İşte o canavar, insanı iyi, güzel, temiz ve asil olan, büyük ve yüce olan her şeyden koparıyor. İnsan duyamaz, düşünemez, muhakeme edemez bir hale geliyor. Bir robot gibi oluyor. Kur’an-ı Kerim’de “Göklerde ve yerde nice belgeler var ki, yanlarından, yüzlerini çevirerek geçerler.” buyruluyor. Onlar o kadar zavallı bir hale getiriliyor ki, kulakları var duymuyorlar, gözleri var görmüyorlar, kalpleri var hissetmiyorlar. Her zerre gezegenlere, galaksilere kadar, bir muhteşem konserin eşsiz notaları gibi en hikmetli biçimde sahnede yerini almış, görevine koşarken bir ses haykırıyor:


“Görecek göz nerede?”


İnsan evrendeki ahenge uymak ve onun bir parçası olmak durumundayken, bunun farkına varamaz, bu ilgiyi göremezse, kendini evrenin merkezi sanır. O andan itibaren de kırık bir plak gibi, düşüncesi hep aynı nokta etrafında cızırdar durur. Nice insan var ki, gözüm açık diye gördüğünü sanır.
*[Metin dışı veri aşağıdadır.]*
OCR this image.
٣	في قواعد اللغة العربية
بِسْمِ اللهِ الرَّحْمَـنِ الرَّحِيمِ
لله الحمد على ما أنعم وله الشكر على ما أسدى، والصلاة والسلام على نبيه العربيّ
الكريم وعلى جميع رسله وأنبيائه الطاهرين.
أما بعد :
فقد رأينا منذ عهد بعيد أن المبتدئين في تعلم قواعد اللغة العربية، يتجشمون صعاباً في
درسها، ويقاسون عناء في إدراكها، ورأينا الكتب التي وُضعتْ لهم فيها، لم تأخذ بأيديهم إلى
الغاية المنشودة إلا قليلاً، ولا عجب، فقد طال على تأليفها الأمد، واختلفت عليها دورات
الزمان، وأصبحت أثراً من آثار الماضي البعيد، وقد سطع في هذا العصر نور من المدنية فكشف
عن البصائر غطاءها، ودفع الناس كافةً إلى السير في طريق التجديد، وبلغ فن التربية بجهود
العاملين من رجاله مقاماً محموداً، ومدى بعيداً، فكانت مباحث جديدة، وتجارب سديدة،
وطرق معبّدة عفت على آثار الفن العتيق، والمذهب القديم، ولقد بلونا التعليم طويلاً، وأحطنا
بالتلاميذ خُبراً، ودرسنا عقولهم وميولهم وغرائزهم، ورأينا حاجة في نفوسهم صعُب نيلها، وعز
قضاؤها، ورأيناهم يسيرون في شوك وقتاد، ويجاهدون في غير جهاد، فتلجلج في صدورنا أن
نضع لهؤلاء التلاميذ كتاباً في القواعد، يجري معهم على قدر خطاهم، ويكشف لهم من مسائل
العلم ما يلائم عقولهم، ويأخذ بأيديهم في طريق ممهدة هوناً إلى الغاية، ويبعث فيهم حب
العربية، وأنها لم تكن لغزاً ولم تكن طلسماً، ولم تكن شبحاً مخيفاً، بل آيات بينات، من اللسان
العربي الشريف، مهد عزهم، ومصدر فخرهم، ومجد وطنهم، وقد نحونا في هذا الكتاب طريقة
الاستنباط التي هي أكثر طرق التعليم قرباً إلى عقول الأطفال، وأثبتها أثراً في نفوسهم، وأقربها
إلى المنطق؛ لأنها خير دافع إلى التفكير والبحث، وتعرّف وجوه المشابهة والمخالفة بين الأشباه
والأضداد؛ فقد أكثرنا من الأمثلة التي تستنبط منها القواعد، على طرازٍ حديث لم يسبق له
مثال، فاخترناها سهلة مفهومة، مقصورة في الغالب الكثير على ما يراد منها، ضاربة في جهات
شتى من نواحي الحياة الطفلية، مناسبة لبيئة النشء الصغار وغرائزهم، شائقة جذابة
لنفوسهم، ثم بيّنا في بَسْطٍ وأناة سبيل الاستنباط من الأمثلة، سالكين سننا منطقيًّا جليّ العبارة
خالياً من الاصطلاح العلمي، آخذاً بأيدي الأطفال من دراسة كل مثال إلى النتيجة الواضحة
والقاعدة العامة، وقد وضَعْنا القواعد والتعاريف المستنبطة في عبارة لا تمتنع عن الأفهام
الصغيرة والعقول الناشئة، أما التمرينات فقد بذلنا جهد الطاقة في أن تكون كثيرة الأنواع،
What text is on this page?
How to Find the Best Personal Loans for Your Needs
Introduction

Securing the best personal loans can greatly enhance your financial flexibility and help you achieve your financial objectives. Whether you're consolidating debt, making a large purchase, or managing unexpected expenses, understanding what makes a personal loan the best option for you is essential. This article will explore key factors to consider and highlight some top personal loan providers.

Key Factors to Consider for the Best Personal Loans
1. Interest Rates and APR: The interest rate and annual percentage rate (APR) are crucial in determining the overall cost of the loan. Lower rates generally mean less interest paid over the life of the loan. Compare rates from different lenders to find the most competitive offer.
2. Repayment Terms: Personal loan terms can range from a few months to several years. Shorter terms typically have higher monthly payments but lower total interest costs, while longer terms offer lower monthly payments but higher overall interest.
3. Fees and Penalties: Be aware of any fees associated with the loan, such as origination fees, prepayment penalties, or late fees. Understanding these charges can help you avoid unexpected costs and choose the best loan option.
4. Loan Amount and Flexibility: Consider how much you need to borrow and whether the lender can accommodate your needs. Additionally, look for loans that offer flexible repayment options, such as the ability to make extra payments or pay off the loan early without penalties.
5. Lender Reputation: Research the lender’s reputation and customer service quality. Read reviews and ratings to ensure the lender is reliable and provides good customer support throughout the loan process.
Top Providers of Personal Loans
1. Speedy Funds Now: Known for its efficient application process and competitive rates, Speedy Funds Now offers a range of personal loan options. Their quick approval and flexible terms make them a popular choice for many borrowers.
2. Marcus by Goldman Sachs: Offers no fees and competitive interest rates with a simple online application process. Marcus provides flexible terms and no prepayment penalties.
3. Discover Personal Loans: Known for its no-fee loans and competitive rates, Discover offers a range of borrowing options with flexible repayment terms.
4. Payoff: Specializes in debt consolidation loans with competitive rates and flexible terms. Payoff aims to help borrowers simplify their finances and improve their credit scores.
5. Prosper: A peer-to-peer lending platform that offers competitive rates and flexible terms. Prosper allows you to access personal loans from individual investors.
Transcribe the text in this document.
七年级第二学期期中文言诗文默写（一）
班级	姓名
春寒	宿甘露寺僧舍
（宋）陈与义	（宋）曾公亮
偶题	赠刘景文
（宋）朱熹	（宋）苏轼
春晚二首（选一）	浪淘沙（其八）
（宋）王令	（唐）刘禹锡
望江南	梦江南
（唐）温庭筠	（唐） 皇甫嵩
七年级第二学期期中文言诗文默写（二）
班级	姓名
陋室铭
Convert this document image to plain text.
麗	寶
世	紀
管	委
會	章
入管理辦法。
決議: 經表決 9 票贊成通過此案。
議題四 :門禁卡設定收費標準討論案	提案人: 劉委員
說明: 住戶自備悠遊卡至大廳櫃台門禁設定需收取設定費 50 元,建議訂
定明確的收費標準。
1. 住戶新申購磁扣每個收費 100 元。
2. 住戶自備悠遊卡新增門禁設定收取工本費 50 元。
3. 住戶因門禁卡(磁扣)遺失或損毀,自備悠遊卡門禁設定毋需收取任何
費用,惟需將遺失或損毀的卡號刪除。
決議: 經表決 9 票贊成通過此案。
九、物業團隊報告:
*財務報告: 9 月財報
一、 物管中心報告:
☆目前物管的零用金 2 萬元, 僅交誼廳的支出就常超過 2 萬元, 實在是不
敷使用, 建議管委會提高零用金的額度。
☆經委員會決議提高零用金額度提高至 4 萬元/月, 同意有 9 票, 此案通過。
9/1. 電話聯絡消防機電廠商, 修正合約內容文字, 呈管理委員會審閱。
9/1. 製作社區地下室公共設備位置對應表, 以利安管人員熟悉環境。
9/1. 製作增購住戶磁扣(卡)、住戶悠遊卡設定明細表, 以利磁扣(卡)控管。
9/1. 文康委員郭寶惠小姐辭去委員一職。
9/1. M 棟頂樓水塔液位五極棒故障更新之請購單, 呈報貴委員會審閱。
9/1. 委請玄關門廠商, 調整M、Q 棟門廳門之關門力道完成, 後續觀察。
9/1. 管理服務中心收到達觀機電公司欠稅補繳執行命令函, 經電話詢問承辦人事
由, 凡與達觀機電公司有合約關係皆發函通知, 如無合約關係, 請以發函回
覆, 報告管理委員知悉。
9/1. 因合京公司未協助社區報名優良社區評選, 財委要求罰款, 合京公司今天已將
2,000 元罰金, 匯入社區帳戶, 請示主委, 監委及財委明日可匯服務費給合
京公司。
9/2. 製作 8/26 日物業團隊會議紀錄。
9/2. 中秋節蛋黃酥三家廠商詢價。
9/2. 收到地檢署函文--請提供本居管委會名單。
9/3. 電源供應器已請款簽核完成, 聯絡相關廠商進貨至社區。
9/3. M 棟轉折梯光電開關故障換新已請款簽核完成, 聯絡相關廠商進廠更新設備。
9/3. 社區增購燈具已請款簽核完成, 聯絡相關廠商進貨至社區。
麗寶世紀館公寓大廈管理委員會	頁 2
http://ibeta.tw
Her şeyin bir bedeli vardır ve zaman er veya geç bunun hesabını sorar. Görev, içinde bulunduğumuz anın bizden istediği şeydir. İnsan gerçeklerden kaçtığını sanarak kendini aldatır ama akıbet, er veya geç onu bulur, yakalar, hesabını sorar. İnsanoğlu aldanmak için yıllarca verdiğini, sonra faizleriyle öder. İnsan içinde ne taşıyorsa dışında onu bulur. Haksız olarak elde edilen bir mal, yine bir haksızlıkla elden gider. Kötülüğün oku mutlaka geri döner. Her tohum kendi meyvesini verir. Bu onun kaderidir.


Bugünü hazırlayan şeylerin kökleri geçmiştedir. Sevgi, sevgiyi doğurur, kin ise kini çeker. Sabır acıdır ama, meyveleri tatlıdır. Acele ağacının meyvesi pişmanlıktır. Hiçbir şey göründüğü gibi değildir. Bazen kurt, en güzel meyvenin içinde gizlenir. Gizli düşmanlıklardan, açık olanlarından daha çok çekinmek gerek, Realiteyi değil, gizlediği gerçeği yakalamak önemlidir. Bazen minicik dediğimiz olaylar, küçücük dikkatler insan fıtratını harekete geçirir. Bazen sevgi dolu bir bakışla, bir ses tonuyla gönüldeki düğümler çözülüverir.


Her şeyin yeri, değeri aynıdır. Bir iş, eğer özenle yapılırsa, hem mutlu, hem huzurlu olur, hem de ortaya güzel bir eser koymuş oluruz. Yaptığınız işin en iyisini, zamanında yapın. Göreceksiniz, dağ başında olsanız bile, insanlar sizi arayıp bulurlar. Her şey, her an etkiler, her şeyden etkilenir aynı zamanda… Her şey zincirleme birbiriyle ilgilidir. En küçük bir kımıldanışın bütün doğa üzerinde etkisi vardır. Resulullah Efendimiz “Rabbim, her şeyi, aslında nasılsa, öyle göster bana.” buyurur.


(…devam edecek)


            SABRİ TANDOĞAN

...::Bu yazıyı arkadaşına gönder::...

Geri Dön

 

[Ana Sayfa] [Sabri Tandoğan] [Kitapları] [Yazıları] [Röportajları] [Resim Albümü] [Sizden Gelenler] [Dosya Arşivi] [Arama] [İletişim]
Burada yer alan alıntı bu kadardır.